Chef-lieu de la province du Sichuan, Chengdu constitue un centre économique majeur de l’ouest de la Chine. Voilà plus de 37 ans qu’elle s’est liée d’amitié avec Montpellier, et désormais, les deux villes entretiennent une coopération vaste et approfondie dans divers domaines, notamment l’enseignement, la santé, le sport, l’économie et le commerce.
Au fil de ces années d’interaction, nombre de représentants du gouvernement et d’hommes d’affaires montpelliérains sont venus en visite à Chengdu. Tous ont été témoins du développement impressionnant de cette ville chinoise, s’avouant surpris par les changements rapides qui ont eu lieu. Quant aux habitants de Chengdu impliqués dans les échanges dans le cadre du jumelage, ils se sont dits profondément touchés par la chaleur et la gentillesse des Montpelliérains, attestant de l’amitié durable au travers des décennies.
La naissance du jumelage
Dans les archives de la ville de Chengdu, deux documents précieux ayant trait à Montpellier ont été conservés avec soin. L’un est un extrait du passeport de Li Jieren, écrivain réputé du Sichuan, qui certifie son séjour d’études en France entrepris il y a un siècle. L’autre est l’accord, en version bilingue chinois-français, par lequel Chengdu et Montpellier ont établi leur jumelage le 22 juin 1981.
En octobre 2014, une délégation du conseil municipal de Montpellier a fait le déplacement jusqu’à Chengdu. Dans une intervention publique à la Maison de Montpellier à Chengdu, Chantal Marion, vice-présidente du développement économique pour Montpellier Méditerranée Métropole, est revenue sur la première prise de contact entre les deux villes : « Il y a une centaine d’années, Montpellier avait accueilli des chercheurs invités de Chengdu. Dès lors, le responsable de l’action internationale de Montpellier s’était rendu à Chengdu à moult reprises, plus d’une quarantaine fois, en vue de promouvoir le jumelage des deux villes, finalisé en 1981. »
Chengdu et Montpellier ont signé pas mal de « grandes premières » dans l’histoire de l’amitié sino-française : par exemple, la mise en place du premier diplôme universitaire en médecine traditionnelle chinoise sur le continent européen ; l’établissement réciproque, pour la première fois dans l’histoire des échanges sino-français, d’une école portant le nom de la ville jumelle ; la fondation à Chengdu du premier (et unique) bureau de représentation de Montpellier à l’étranger, désigné « la Maison de Montpellier ».

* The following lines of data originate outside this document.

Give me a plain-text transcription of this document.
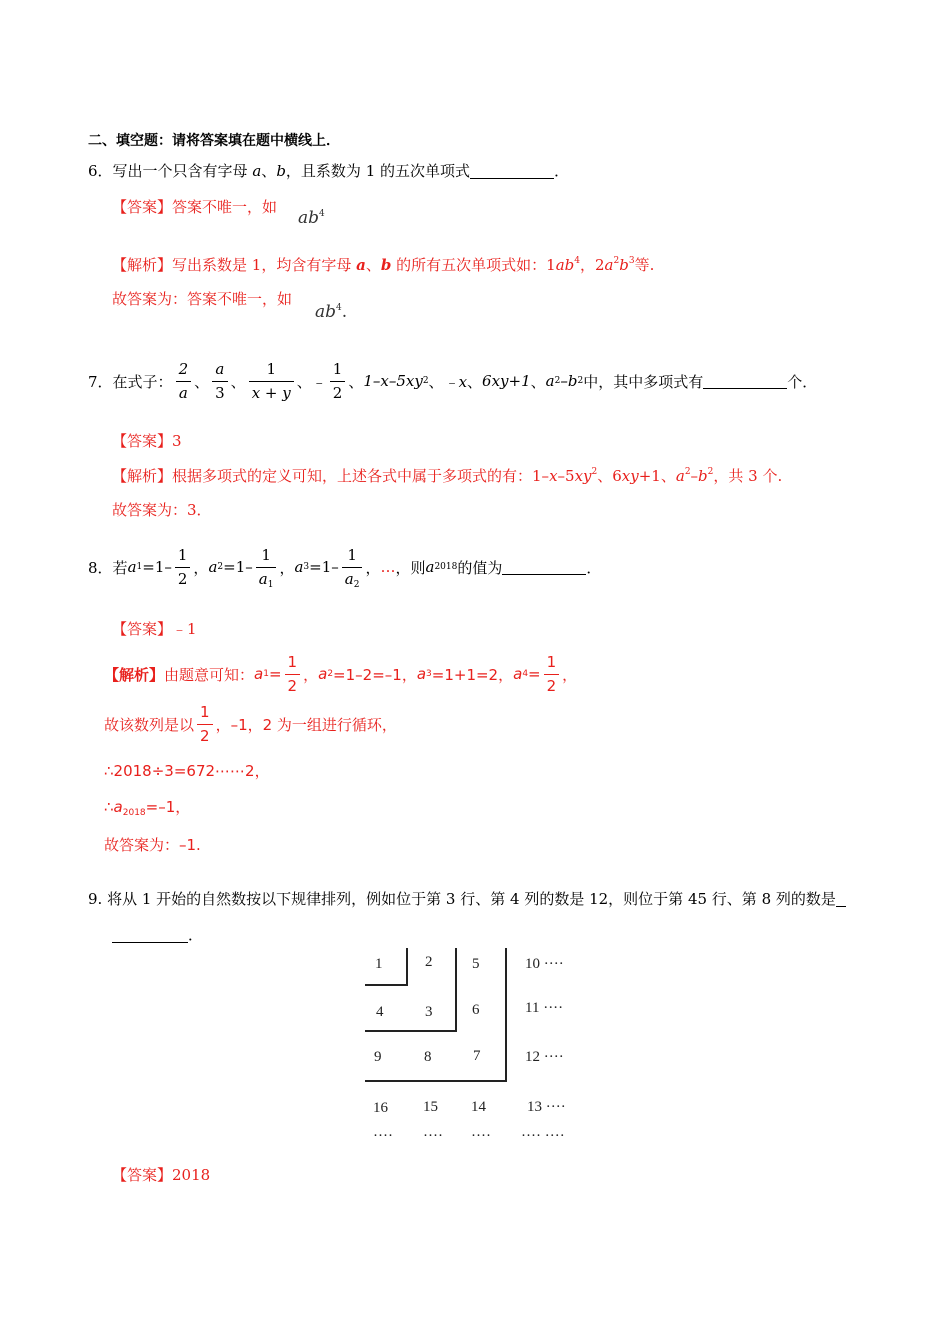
二、填空题：请将答案填在题中横线上．
6．写出一个只含有字母 a、b，且系数为 1 的五次单项式	．
【答案】答案不唯一，如
$ab^4$
【解析】写出系数是 1，均含有字母 a、b 的所有五次单项式如：$1ab^4$，$2a^2b^3$等.
故答案为：答案不唯一，如
$ab^4$.
7． 在式子： $\frac{2}{a}$ 、 $\frac{a}{3}$ 、 $\frac{1}{x + y}$ 、 ﹣ $\frac{1}{2}$ 、 1–x–5xy 2 、 ﹣x 、 6xy+1 、 a 2 –b 2 中，其中多项式有	个．
【答案】3
【解析】根据多项式的定义可知，上述各式中属于多项式的有：$1-x-5xy^2$、6xy+1、$a^2-b^2$，共 3 个.
故答案为：3．
8． 若 a $1 =1- \frac{1}{2}$ ， a $2 =1- \frac{1}{a_1}$ ， a $3 =1- \frac{1}{a_2}$ ， … ，则 a 2018 的值为	．
【答案】﹣1
【解析】 由题意可知： a $1 = \frac{1}{2}$ ， a 2 =1–2=–1， a 3 =1+1=2， a $4 = \frac{1}{2}$ ，
故该数列是以 $\frac{1}{2}$ ，–1，2 为一组进行循环，
∴2018÷3=672⋯⋯2，
$\therefore a_{2018}=-1$，
故答案为：–1.
9. 将从 1 开始的自然数按以下规律排列，例如位于第 3 行、第 4 列的数是 12，则位于第 45 行、第 8 列的数是
．
1	2	5	10 ····
4	3	6	11 ····
9	8	7	12 ····
16 15 14	13 ····
···· ···· ···· ···· ····
【答案】2018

En 2011, en célébration du trentenaire du jumelage, la mairie de Montpellier a décidé de construire un nouvel établissement primaire qu’elle a baptisé « l’école primaire Chengdu », laquelle a ouvert ses portes à la rentrée de 2013. En réponse à ce geste d’amitié et aux fins d’approfondir les échanges et la coopération avec Montpellier dans l’enseignement élémentaire, Chengdu a également établi une « école primaire Montpellier » dans l’un de ses nouveaux parcs de hautes technologies. C’est en octobre 2014 que l’école primaire Montpellier à Chengdu a accueilli ses premiers élèves. Bai Ling, fonctionnaire du Bureau des affaires étrangères de Chengdu qui était présent ce jour-là, a décrit : « Ce fut une cérémonie d’inauguration très animée, où tout le monde était fort enthousiaste. » Les deux écoles, dont les plans ont été dessinés par le même architecte français, présentent un style architectural fort similaire, volontairement « axé sur l’élève » pour une pédagogie multimodale. En effet, les enfants acquièrent des connaissances aussi bien en classe qu’à l’extérieur, puisque ces établissements comprennent des salles de lecture et des espaces éducatifs ouverts, avec une cour agrémentée de plates-plantes de fleurs.
À vrai dire, cette coopération entre Chengdu et Montpellier dans le milieu éducatif n’avait rien de nouveau. Dans chacune des deux villes, plusieurs écoles primaires, collèges et lycées dispensent respectivement, parfois depuis longtemps, des « classes Rabelais » et des cours de chinois. Il existe déjà six établissements qui proposent des cours de chinois à Montpellier, cette dernière étant même devenue la première ville française où le mandarin est enseigné aussi bien dans le primaire que dans le secondaire. En outre, chaque année pendant les vacances scolaires d’été et d’hiver, des échanges linguistiques et culturels sont organisés au profit des élèves des deux villes, en vue de favoriser la compréhension mutuelle entre les jeunes chinois et français.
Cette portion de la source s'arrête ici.